Dalam kitab Fathul Bari, Aisyah radhiyallahu anha
meriwayatkan,
“Sa’ad bin Muadz terkena lemparan anak panah pada urat nadi tangannya,
oleh seorang Quraisy yang bernama Hibban bin al-Ariqah (Hibban bin Qais dari
bani Maish bin Amir bin Luay).
Lalu, Nabi shallallahu ‘alaihi wa sallam membangun
tenda untuk Sa’ad di (sekitar) masjid, agar Beliau bisa menjenguknya dari
dekat.”
Peran Sa’ad bin Muadz di dalam perang Bani Quraidzah
Pada saat perang Khandaq, di mana Madinah dikepung oleh kaum
Quraisy dan Bani Ghatafan. Tiba-tiba dari belakang, para Yahudi dari kaum Bani
Quraidzah berkhianat. Ternyata, mereka bersekutu dengan kaum Quraisy, dan
menghianati perjanjian dengan Rasulullah Saw.

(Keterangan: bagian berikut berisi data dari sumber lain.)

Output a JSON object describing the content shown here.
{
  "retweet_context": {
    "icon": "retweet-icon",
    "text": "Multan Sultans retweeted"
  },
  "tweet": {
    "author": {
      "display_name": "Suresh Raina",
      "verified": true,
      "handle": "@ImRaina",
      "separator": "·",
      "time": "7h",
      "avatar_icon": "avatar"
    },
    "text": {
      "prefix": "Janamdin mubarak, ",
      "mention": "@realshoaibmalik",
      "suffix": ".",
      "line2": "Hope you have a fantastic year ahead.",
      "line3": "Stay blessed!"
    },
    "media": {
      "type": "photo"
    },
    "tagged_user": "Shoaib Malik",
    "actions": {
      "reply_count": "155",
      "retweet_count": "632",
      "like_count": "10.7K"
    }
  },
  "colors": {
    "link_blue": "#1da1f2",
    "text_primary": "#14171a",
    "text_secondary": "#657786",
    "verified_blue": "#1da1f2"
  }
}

Setelah kemenangan di Perang Khandaq, Rasulullah Saw
diperintahkan Allah Swt untuk langsung mengadakan pengepungan terhadap
perkampungan Bani Quraidzah.
Setelah 25 hari, akhirnya Bani Quraidzah menyerah. Namun, mereka
meminta untuk dihakimi oleh orang dari kaumnya sendiri. Maka, Rasulullah Saw
menerima usulan para sahabat, yang mengatakan jika Bani Aus adalah sekutu lama
dari Bani Quraidzah.
Lalu, setelah disepakati oleh kedua belah pihak, Sa’ad bin Mu’adz
terpilih untuk menjadi hakim. Di tengah rasa sakit yang disebabkan luka yang
terus memburuk, Sa’ad menuju ke wilayah Bani Quraidzah. Dalam perjalanan,
beliau berdoa,
“Ya Allah, janganlah Engkau cabut nyawaku, sebelum aku
menyelesaikan urusanku dengan Bani Quraidzah.”
Ternyata, beliau bersikap tegas terhadap Bani Quraidzah,
dengan memutuskan. Jika seluruh pasukan Bani Quraidzah harus dibunuh, dan para
wanita dan anak-anaknya dijadikan budak.
Untuk mengetahui kisah tentang keputusan
Sa’ad bin Muadz pada Bani Quraidzah, silahkan lihat di sini.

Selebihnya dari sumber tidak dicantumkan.